SAVANNAH, Ga (WSAV) — In an effort to protect voter integrity, two assistant U.S. Attorneys have been named to lead the effort in the Southern District of Georgia.

Assistant U.S. Attorneys Channell V. Singh and Jeremiah L. Johnson have been appointed to serve as the District Election Officers (DEOs) for the Southern District of Georgia, said David H. Estes, U.S. Attorney for the Southern District of Georgia.

Responsible for overseeing the District’s handling of election day complaints of voting rights concerns, threats of violence to election officials or staff, and reports of election fraud, in consultation with Justice Department Headquarters in Washington, D.C., Singh and Johnson will play an important role in protecting the integrity of the vote says the Southern District of Georgia.

“Every citizen must be able to vote without interference or discrimination and to have that vote counted in a fair and free election,” U.S. Attorney Estes said. “Similarly, election officials and staff must be able to serve without being subject to unlawful threats of violence. Our office will work tirelessly to protect the integrity of the election process.”

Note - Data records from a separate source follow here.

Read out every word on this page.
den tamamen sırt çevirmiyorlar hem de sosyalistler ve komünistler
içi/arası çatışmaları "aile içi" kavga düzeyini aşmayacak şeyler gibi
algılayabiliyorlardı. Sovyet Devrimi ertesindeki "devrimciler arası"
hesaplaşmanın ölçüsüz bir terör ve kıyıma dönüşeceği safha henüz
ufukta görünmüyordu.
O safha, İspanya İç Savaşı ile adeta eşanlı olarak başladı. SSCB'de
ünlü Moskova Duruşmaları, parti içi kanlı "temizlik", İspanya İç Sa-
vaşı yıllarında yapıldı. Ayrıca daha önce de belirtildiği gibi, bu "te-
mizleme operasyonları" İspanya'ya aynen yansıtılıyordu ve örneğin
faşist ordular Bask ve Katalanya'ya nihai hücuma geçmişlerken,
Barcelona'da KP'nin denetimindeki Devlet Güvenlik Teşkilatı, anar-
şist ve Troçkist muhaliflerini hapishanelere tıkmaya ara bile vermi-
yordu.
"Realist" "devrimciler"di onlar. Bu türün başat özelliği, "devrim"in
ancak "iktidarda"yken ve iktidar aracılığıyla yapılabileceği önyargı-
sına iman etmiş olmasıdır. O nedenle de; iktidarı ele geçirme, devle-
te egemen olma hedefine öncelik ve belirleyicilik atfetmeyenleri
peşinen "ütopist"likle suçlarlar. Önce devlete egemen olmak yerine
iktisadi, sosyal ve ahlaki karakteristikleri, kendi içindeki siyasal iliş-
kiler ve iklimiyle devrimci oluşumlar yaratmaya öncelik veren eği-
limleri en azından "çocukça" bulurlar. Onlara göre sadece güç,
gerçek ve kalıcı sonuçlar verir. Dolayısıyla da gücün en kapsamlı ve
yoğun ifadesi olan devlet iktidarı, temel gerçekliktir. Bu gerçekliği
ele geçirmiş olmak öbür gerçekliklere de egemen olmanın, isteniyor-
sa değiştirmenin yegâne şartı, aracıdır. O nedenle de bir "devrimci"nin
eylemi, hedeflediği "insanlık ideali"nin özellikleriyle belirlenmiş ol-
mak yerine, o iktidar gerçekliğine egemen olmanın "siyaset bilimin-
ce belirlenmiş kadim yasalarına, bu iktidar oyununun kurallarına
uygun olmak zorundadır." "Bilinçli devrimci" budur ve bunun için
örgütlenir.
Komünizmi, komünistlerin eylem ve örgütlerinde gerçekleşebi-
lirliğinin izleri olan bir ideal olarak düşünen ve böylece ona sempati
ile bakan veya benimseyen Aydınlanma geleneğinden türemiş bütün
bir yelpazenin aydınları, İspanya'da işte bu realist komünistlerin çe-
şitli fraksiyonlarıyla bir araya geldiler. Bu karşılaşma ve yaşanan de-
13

In order to respond to complaints of voting rights concerns and election fraud during the upcoming election, and to ensure that such complaints are directed to the appropriate authorities, the District Election Officers will be on duty in the Southern District of Georgia while the polls are open and can be reached at 912-652-4422. 

In addition, the FBI will have special agents available in each field office and resident agency throughout the country to receive allegations of election fraud and other election abuses on election day.  The local FBI field office can be reached by the public at 770-216-3000.

Complaints about possible violations of the federal voting rights laws can be made directly to the Civil Rights Division in Washington, D.C. by phone at 800-253-3931 or by complaint form at

In the event of a crime of violence or intimidation, please call 911 immediately and before contacting federal authorities. State and local police have primary jurisdiction over polling places, and almost always have faster reaction capacity in an emergency.